I don’t mean to pick on Rovner. Her views on Obamacare don’t strike me as exceptional so much as typical — typical of a liberal Washington establishment that still seems incapable of grasping what the fuss is about.

This is nice, except for his saying that he doesn't mean to 'pick on' Rovner.  That, of course, is ridiculous — he's making an example of her. That's not wrong, nor is it worth making a big deal about not doing it.   Rather, what's nice is that Goldberg sees that this isn't the best the other side can do in the debate, but that it's typical of what the other side does in the debate.  That's a good observation, one that shows some real self-awareness and also dialectical sensitivity.  You have to disabuse your audience of the bad but widely made arguments before you can get to the good but infrequently given arguments. 

 

 

 
 

Who said philosophy was worthless?

Former 13-year old conservative firebrand Jonathan Krohn has had a change of mind, chalks it up to philosophy.  Here's his explanation:

Krohn is bucking the received wisdom that people become more conservative as they get older, a shift he attributes partly to philosophy.

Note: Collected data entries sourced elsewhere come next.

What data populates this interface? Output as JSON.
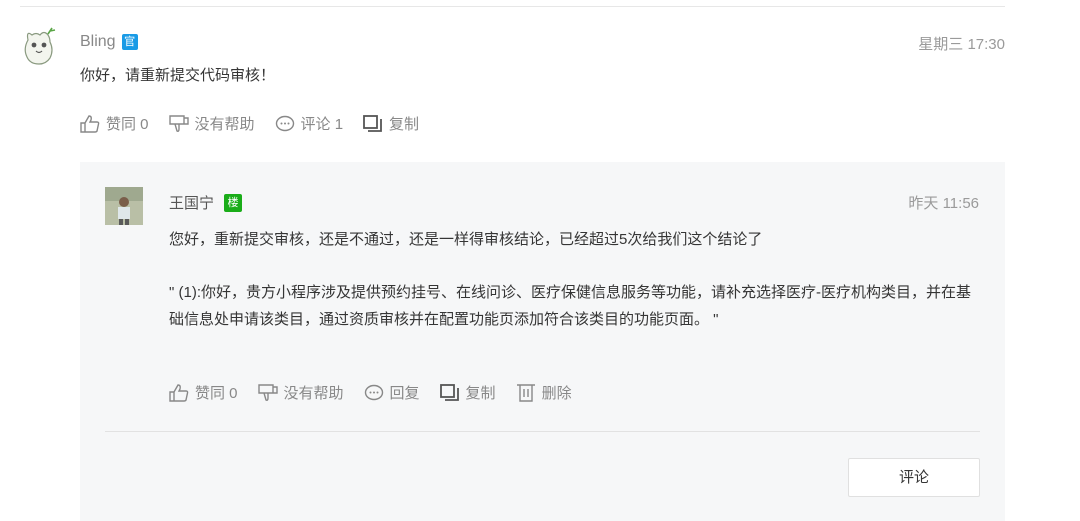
{
  "main_comment": {
    "author": "Bling",
    "badge": "官",
    "time": "星期三 17:30",
    "content": "你好，请重新提交代码审核！",
    "actions": {
      "agree": "赞同 0",
      "not_helpful": "没有帮助",
      "comment": "评论 1",
      "copy": "复制"
    }
  },
  "reply": {
    "author": "王国宁",
    "floor_badge": "楼",
    "time": "昨天 11:56",
    "line1": "您好，重新提交审核，还是不通过，还是一样得审核结论，已经超过5次给我们这个结论了",
    "line2": "\" (1):你好，贵方小程序涉及提供预约挂号、在线问诊、医疗保健信息服务等功能，请补充选择医疗-医疗机构类目，并在基础信息处申请该类目，通过资质审核并在配置功能页添加符合该类目的功能页面。 \"",
    "actions": {
      "agree": "赞同 0",
      "not_helpful": "没有帮助",
      "reply": "回复",
      "copy": "复制",
      "delete": "删除"
    }
  },
  "comment_button": "评论",
  "colors": {
    "official_badge": "#1a9be6",
    "floor_badge": "#1aad19",
    "reply_bg": "#f6f7f8"
  }
}
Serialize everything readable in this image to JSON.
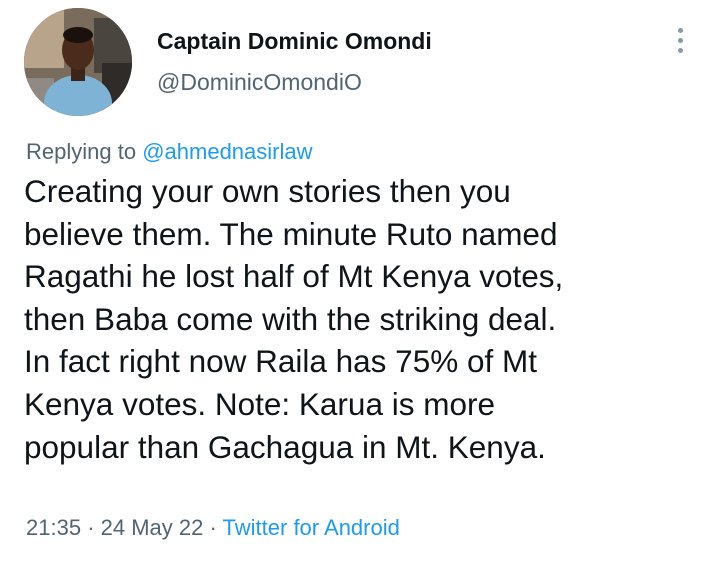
{
  "tweet": {
    "author": {
      "name": "Captain Dominic Omondi",
      "handle": "@DominicOmondiO"
    },
    "reply": {
      "prefix": "Replying to",
      "target": "@ahmednasirlaw"
    },
    "lines": [
      "Creating your own stories then you",
      "believe them. The minute Ruto named",
      "Ragathi he lost half of Mt Kenya votes,",
      "then Baba come with the striking deal.",
      "In fact right now Raila has 75% of Mt",
      "Kenya votes. Note: Karua is more",
      "popular than Gachagua in Mt. Kenya."
    ],
    "meta": {
      "time": "21:35",
      "sep": "·",
      "date": "24 May 22",
      "source": "Twitter for Android"
    }
  },
  "icons": {
    "more": "more-vertical-icon",
    "avatar": "profile-photo"
  },
  "colors": {
    "text": "#0f1419",
    "muted": "#536471",
    "link": "#1d9bf0"
  }
}
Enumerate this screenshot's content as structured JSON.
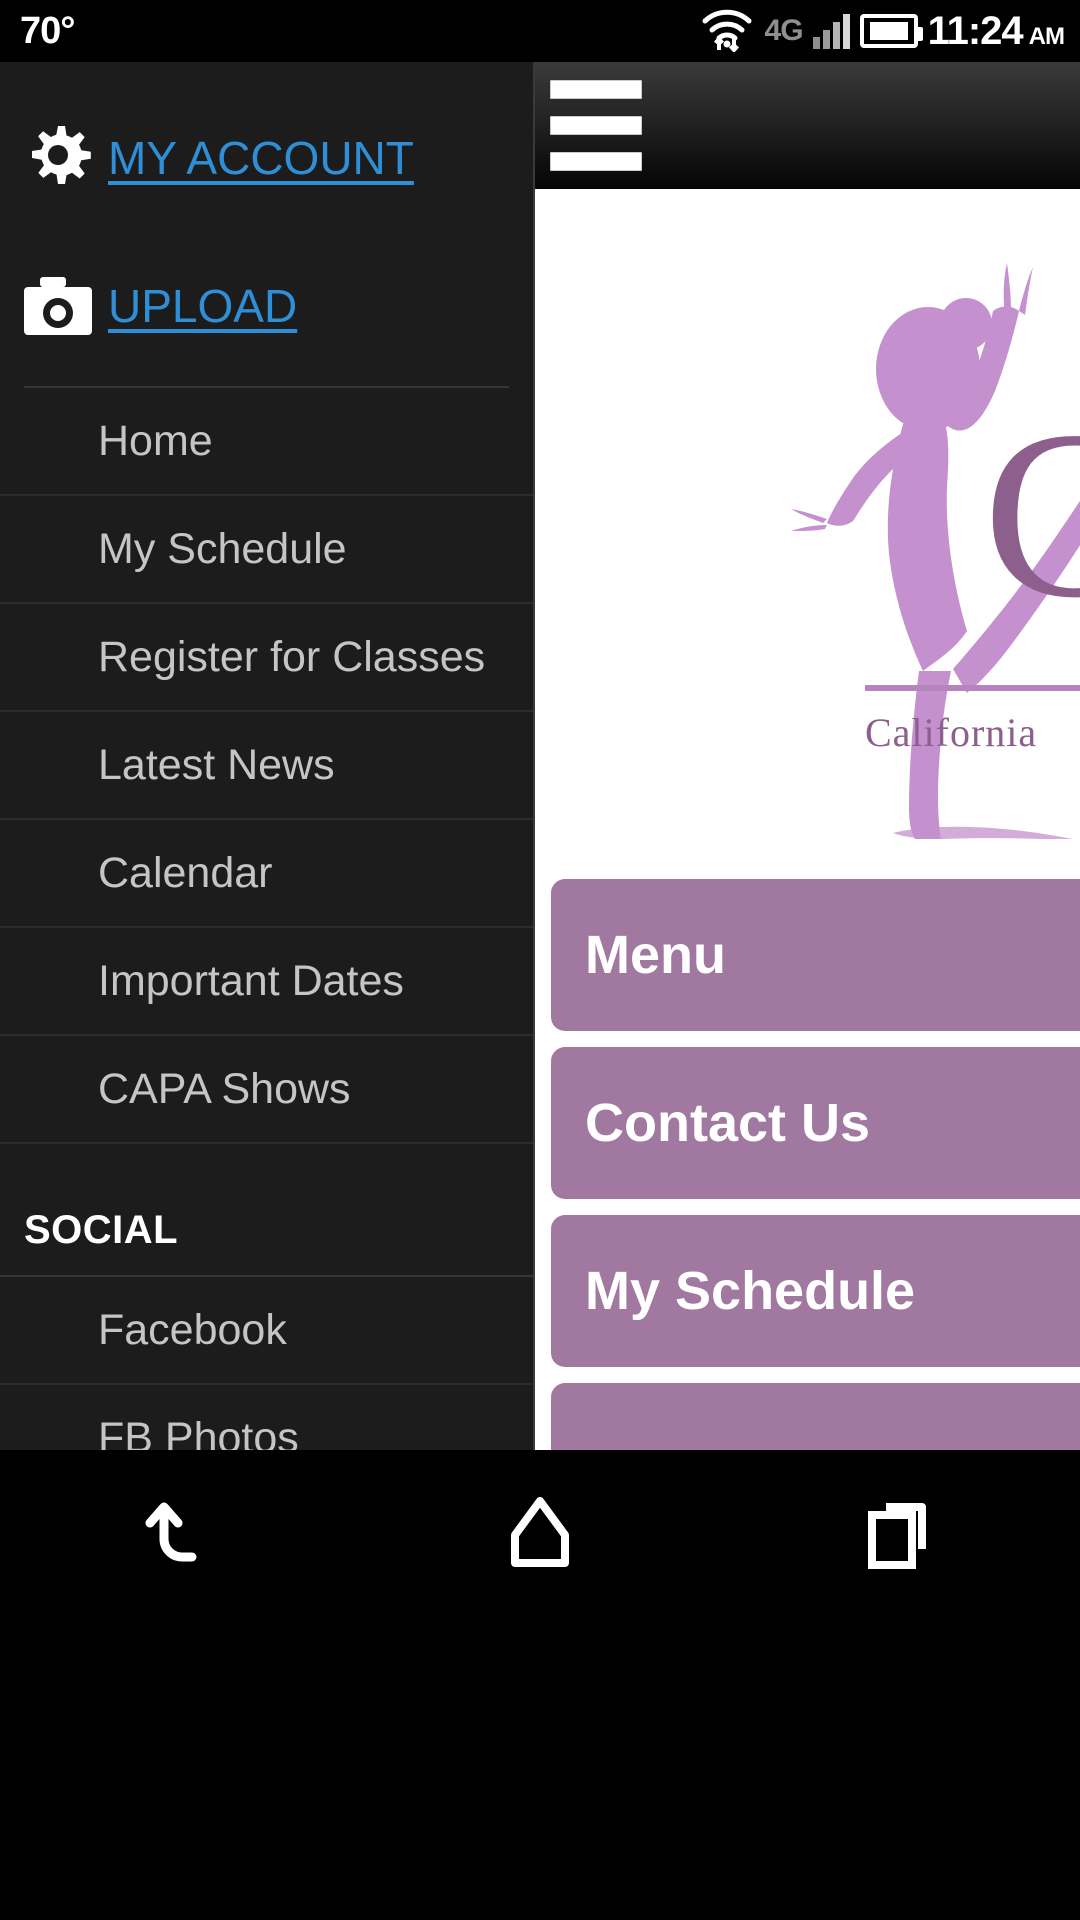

“I started reflecting on a lot of what I wrote, just thinking about what I had said and what I had done and started reading a lot of other stuff, and not just political stuff,” Krohn said. “I started getting into philosophy — Nietzsche, Wittgenstein, Kant and lots of other German philosophers. And then into present philosophers — Saul Kripke, David Chalmers. It was really reading philosophy that didn’t have anything to do with politics that gave me a breather and made me realize that a lot of what I said was ideological blather that really wasn’t meaningful. It wasn’t me thinking. It was just me saying things I had heard so long from people I thought were interesting and just came to believe for some reason, without really understanding it. I understood it enough to talk about it but not really enough to have a conversation about it.”

My favorite line: "enough to talk about it but not really enough to have a conversation about it." 

Via Leiter.

Some discussion of this and the Texas GOP's crusade against critical thinking here.

Adventures in false dilemmas

Here's the title of Howard Rich's post at American Spectator.

Barack Obama: Socialist or Nouveau Fascist?

Rich argues that Socialism isn't quite right about Obama's policies, as he does let many who have done well keep their spoils.  So it's fascism.  But the fascism label, Rich concedes, "isn't perfect".  That's why he calls it Nouveau Fascism. You see… when the term doesn't work, just call it a new version of that!